Palavras-chave: práticas de leitura; práticas de escrita; literatura

[1] elianeab3@gmail.com


SEMIÓTICA, DISCURSO E LINGUAGEM POÉTICA: CONSTRUINDO IMAGENS, SENTIDOS E SIGNIFICADOS NA CONTEMPORANEIDADE

José Flávio da Paz[1]

Nestor Raúl Gonzalez Gutierrez[2]

Resumo:

A presente Sessão Coordenada objetiva reunir trabalhos que tenham como temáticas as perspectivas semióticas em suas mais amplas áreas de interpretação e aplicação, a partir das suas imbricações históricas e descobertas oriundas do fim do século passado, sustentadas desde as concepções de Saussure, passando essencialmente pelas analises dos formalistas russos, dos referenciais teóricos desenvolvidos pelo grupo de pesquisadores da antiga União Soviética, denominado de Escola de Tártu-Moscou/ETM e delimitados por Propp, Lotman, Peirce, Greimas, Eco e outros que conseguiram reinterpretar e concretizar a base teórica sobre a semiótica geral, da comunicação, da linguagem, da cultura e demais vislumbrada na contemporaneidade e suas respectivas aplicações sobre os campos dos discursos constituídos no seio das ciências da linguagem, como: formalismo, enunciação, ideologia, formação discursiva, sujeito, em estreita colaboração com os contextos sócio histórico, cultural e o universo dos signos e significantes, da Literatura, da Arte, da Poética e sua recepção oral, verbal e visual, reconhecendo que o método semiótico como profícuo em estabelecer ligações entre diferentes códigos ou tipos de linguagem.
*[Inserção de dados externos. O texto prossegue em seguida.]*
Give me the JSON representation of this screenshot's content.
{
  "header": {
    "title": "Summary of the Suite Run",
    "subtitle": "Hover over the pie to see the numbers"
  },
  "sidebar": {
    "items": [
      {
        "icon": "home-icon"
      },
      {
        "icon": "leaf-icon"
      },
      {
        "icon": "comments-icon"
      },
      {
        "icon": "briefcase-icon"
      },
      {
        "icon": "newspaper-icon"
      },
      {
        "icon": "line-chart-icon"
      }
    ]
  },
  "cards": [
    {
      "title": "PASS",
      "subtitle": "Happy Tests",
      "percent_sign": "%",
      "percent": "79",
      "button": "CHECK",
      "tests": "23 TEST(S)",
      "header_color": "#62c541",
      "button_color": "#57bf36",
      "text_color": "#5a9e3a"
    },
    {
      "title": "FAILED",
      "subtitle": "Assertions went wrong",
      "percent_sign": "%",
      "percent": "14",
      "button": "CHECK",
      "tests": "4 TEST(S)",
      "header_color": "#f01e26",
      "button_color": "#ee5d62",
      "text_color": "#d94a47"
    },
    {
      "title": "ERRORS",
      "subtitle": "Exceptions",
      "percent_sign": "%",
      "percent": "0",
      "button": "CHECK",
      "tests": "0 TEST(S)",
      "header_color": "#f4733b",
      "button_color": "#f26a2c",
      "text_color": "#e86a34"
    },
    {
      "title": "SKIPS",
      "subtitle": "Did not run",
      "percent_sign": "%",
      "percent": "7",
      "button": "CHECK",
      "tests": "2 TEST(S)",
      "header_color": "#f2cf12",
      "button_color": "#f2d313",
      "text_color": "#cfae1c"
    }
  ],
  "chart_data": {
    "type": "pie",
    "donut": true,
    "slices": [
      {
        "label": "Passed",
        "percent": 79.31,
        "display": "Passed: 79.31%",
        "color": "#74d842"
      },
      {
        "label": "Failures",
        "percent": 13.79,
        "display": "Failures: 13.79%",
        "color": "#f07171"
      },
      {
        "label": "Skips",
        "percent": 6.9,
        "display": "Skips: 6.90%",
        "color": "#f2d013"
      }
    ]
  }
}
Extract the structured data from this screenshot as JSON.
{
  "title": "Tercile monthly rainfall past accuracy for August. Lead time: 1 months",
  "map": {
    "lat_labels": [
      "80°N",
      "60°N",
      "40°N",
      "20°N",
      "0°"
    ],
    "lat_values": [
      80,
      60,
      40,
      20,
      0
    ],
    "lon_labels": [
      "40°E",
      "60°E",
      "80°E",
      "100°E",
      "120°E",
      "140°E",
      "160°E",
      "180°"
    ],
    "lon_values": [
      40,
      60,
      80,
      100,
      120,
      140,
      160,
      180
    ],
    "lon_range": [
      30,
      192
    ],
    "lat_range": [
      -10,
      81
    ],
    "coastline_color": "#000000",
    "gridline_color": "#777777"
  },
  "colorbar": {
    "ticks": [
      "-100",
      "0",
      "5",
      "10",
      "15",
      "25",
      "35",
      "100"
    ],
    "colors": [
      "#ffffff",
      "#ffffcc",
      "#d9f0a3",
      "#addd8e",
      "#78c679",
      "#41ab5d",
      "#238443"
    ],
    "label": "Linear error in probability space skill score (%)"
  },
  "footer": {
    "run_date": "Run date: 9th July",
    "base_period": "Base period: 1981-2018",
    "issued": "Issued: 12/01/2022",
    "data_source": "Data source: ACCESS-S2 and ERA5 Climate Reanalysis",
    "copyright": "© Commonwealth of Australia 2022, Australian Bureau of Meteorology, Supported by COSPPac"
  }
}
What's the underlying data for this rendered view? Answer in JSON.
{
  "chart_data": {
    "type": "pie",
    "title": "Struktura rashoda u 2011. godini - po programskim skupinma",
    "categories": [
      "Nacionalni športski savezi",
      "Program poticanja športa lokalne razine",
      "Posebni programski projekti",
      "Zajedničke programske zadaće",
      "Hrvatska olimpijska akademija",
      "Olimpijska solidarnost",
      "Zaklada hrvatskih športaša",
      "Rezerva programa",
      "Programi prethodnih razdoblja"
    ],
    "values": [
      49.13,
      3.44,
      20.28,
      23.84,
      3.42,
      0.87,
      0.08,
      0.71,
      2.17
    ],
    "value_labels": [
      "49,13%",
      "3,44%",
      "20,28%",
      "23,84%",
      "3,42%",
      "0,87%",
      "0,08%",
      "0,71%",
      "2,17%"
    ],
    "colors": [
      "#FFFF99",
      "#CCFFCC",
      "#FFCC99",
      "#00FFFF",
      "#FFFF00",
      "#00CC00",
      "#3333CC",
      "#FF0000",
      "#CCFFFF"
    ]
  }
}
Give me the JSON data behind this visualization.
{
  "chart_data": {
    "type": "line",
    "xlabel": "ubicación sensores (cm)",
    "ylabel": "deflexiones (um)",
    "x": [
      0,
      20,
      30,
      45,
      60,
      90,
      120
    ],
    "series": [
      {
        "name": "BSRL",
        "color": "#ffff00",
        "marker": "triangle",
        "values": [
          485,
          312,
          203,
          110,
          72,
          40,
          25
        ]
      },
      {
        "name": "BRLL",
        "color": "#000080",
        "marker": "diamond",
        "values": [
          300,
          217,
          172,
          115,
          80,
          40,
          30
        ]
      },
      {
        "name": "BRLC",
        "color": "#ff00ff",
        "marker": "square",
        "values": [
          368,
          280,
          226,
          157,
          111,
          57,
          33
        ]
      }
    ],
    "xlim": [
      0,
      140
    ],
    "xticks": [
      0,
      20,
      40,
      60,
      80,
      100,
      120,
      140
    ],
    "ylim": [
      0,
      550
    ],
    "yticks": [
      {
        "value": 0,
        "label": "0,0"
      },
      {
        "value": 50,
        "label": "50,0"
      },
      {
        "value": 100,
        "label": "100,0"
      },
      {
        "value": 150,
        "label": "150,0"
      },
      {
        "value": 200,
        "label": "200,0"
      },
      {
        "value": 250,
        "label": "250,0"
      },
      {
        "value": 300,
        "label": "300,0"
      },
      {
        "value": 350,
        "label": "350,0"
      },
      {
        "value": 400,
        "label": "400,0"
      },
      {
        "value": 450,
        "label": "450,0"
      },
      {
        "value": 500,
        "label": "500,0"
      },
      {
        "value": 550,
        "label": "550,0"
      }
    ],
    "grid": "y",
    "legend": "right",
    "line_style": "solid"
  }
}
Ressaltando que, tais trabalhos e análises devem se basear nessa teoria para revelar as relações do verbal com o não verbal, auxiliando o interpretante a compreender as aproximações e distanciamentos entre a literatura, a arte e a poesia, bem como, outras manifestações artísticas.

Palavras-chave: Ensino de Literatura e Língua Portuguesa. Gêneros textuais. Poesia. Semiótica. Linguagem.

[1] jfpaz@unir.br

[2] gonzalez2n@gmail.com


Línguas Estrangeiras/Adicionais em foco: considerações e perspectivas

Eva Cristina Francisco (IFSP, Câmpus Avaré)[1]

Fernanda de Cássia Miranda (UENP, Câmpus de Jacarezinho)[2]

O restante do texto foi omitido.